On ne sait pas pour l'instant quand l'ambassade canadienne rouvrira à Téhéran. Mais M. Dion dit que son ministère y travaille, de manière réfléchie. « C'est sûr que si on avait une ambassade, ça serait plus pratique pour [...] tous ceux qui ont des contacts avec l'Iran », dit-il.

Bombardier veut une ambassade canadienne à Téhéran

Bombardier essaye depuis plusieurs mois de vendre des avions et des trains à l'Iran. Le président du conseil d'administration de la compagnie, Pierre Beaudoin, s'est même rendu dans ce pays la semaine passée.

La levée d'une grande partie des sanctions internationales à la suite d'un accord dans le dossier nucléaire permet à Bombardier de faire ce type de transaction. Les discussions avec les Iraniens avancent, dit Alain Bellemare, le président et chef de la direction de Bombardier, mais une aide diplomatique serait la bienvenue.

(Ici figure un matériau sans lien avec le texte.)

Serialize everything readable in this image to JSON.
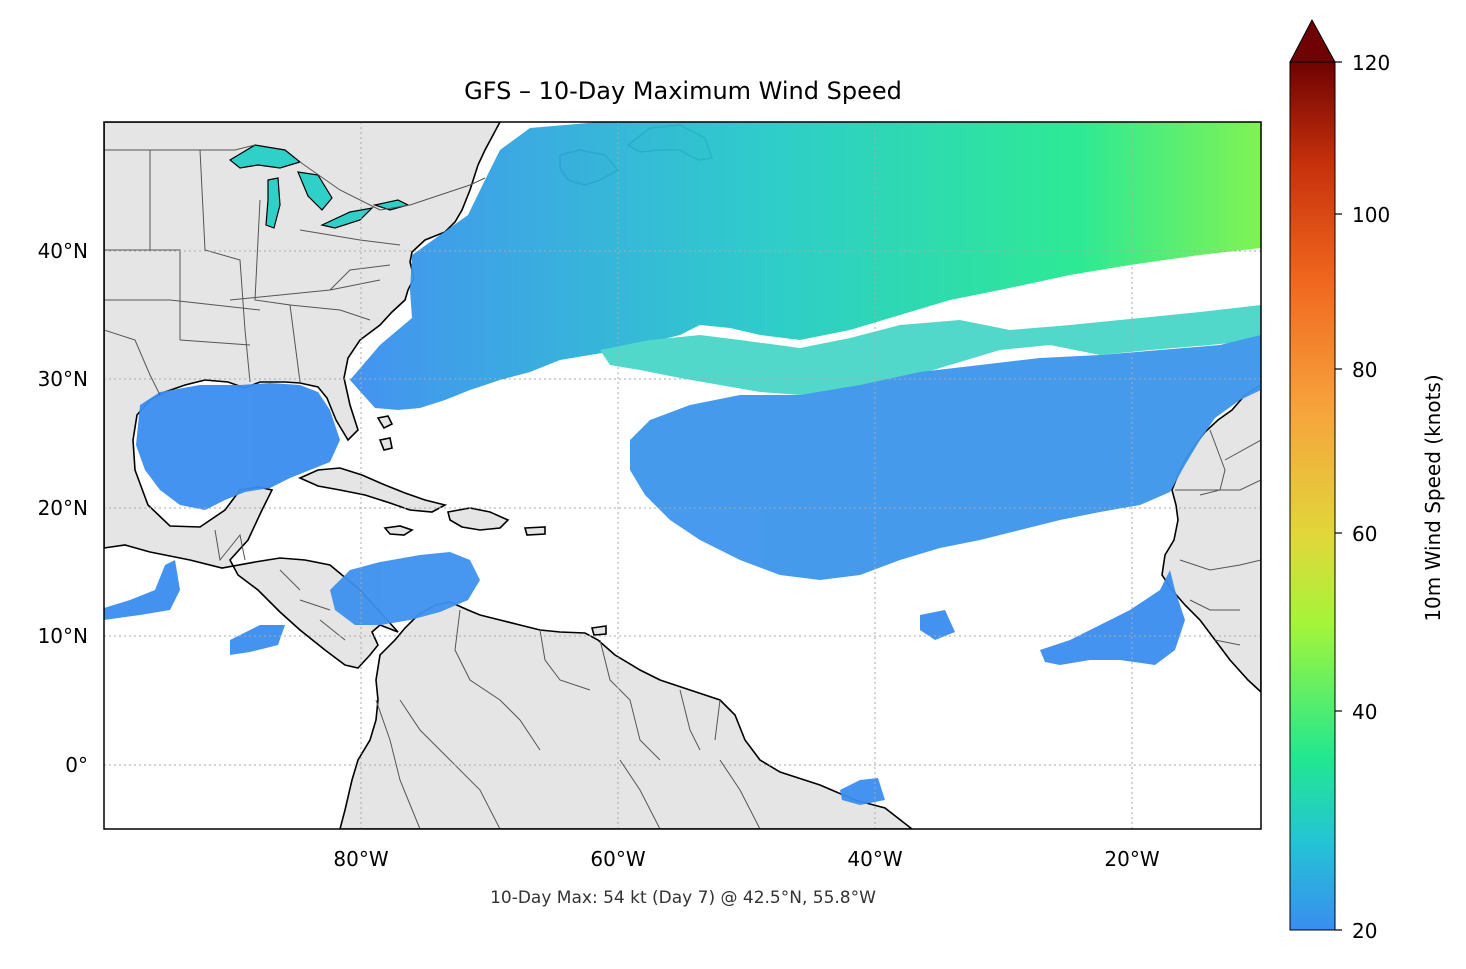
{
  "title": "GFS – 10-Day Maximum Wind Speed",
  "footnote": "10-Day Max: 54 kt (Day 7) @ 42.5°N, 55.8°W",
  "colorbar": {
    "label": "10m Wind Speed (knots)",
    "min": 20,
    "max": 120,
    "extend": "max",
    "ticks": [
      "20",
      "40",
      "60",
      "80",
      "100",
      "120"
    ],
    "tick_values": [
      20,
      40,
      60,
      80,
      100,
      120
    ],
    "colors": [
      "#3a8df0",
      "#24c3d6",
      "#22e88f",
      "#a2f53a",
      "#e0d83a",
      "#f7a33c",
      "#f0661e",
      "#c8320c",
      "#9a1606",
      "#6f0202"
    ]
  },
  "map": {
    "lon_range": [
      -100,
      -10
    ],
    "lat_range": [
      -5,
      50
    ],
    "x_ticks": [
      {
        "value": -80,
        "label": "80°W"
      },
      {
        "value": -60,
        "label": "60°W"
      },
      {
        "value": -40,
        "label": "40°W"
      },
      {
        "value": -20,
        "label": "20°W"
      }
    ],
    "y_ticks": [
      {
        "value": 40,
        "label": "40°N"
      },
      {
        "value": 30,
        "label": "30°N"
      },
      {
        "value": 20,
        "label": "20°N"
      },
      {
        "value": 10,
        "label": "10°N"
      },
      {
        "value": 0,
        "label": "0°"
      }
    ],
    "gridlines": true,
    "land_color": "#e5e5e5",
    "ocean_color": "#ffffff"
  },
  "chart_data": {
    "type": "heatmap",
    "title": "GFS – 10-Day Maximum Wind Speed",
    "xlabel": "",
    "ylabel": "",
    "xlim": [
      -100,
      -10
    ],
    "ylim": [
      -5,
      50
    ],
    "value_label": "10m Wind Speed (knots)",
    "value_range": [
      20,
      120
    ],
    "maximum": {
      "value": 54,
      "units": "kt",
      "day": 7,
      "lat": 42.5,
      "lon": -55.8
    }
  }
}
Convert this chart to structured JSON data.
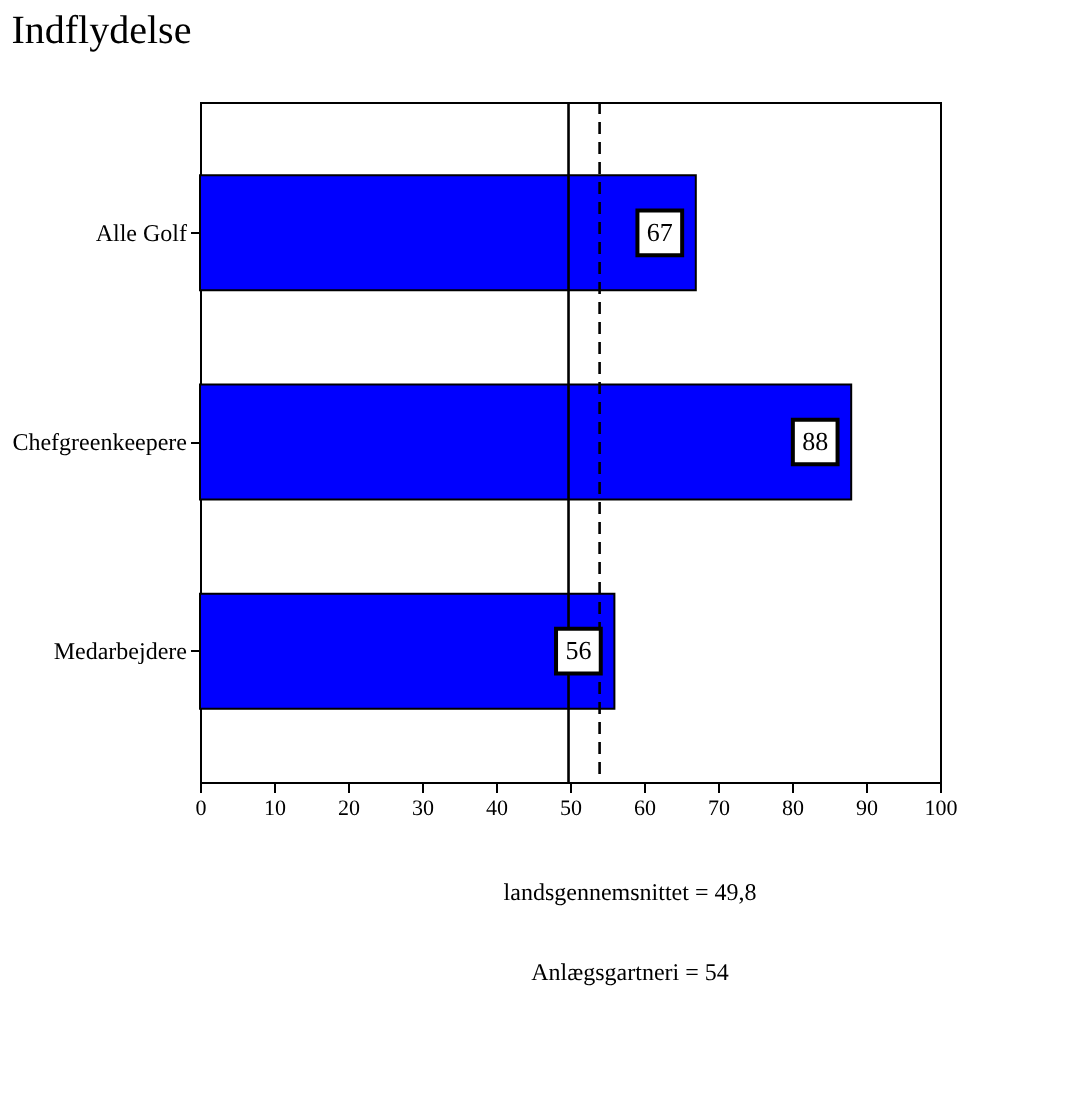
{
  "chart_data": {
    "type": "bar",
    "orientation": "horizontal",
    "title": "Indflydelse",
    "categories": [
      "Alle Golf",
      "Chefgreenkeepere",
      "Medarbejdere"
    ],
    "values": [
      67,
      88,
      56
    ],
    "color": "#0000ff",
    "xlim": [
      0,
      100
    ],
    "xticks": [
      0,
      10,
      20,
      30,
      40,
      50,
      60,
      70,
      80,
      90,
      100
    ],
    "data_labels": true,
    "grid": false,
    "annotations": [
      "landsgennemsnittet = 49,8",
      "Anlægsgartneri = 54"
    ],
    "ref_lines": [
      {
        "axis": "x",
        "value": 49.8,
        "line_style": "solid",
        "color": "#000000"
      },
      {
        "axis": "x",
        "value": 54,
        "line_style": "dashed",
        "color": "#000000"
      }
    ]
  }
}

En attendant, le vice-président aux ventes de Bombardier, Colin Bole, estime lui aussi que des relations entre les deux pays l'aideraient dans sa tâche.

Bombardier n'a pas encore conclu de vente en Iran, contrairement à Airbus ou ATR. Une région administrative iranienne, qui souhaite implanter une nouvelle compagnie régionale, a fait part à plusieurs reprises de son intérêt pour les appareils Bombardier.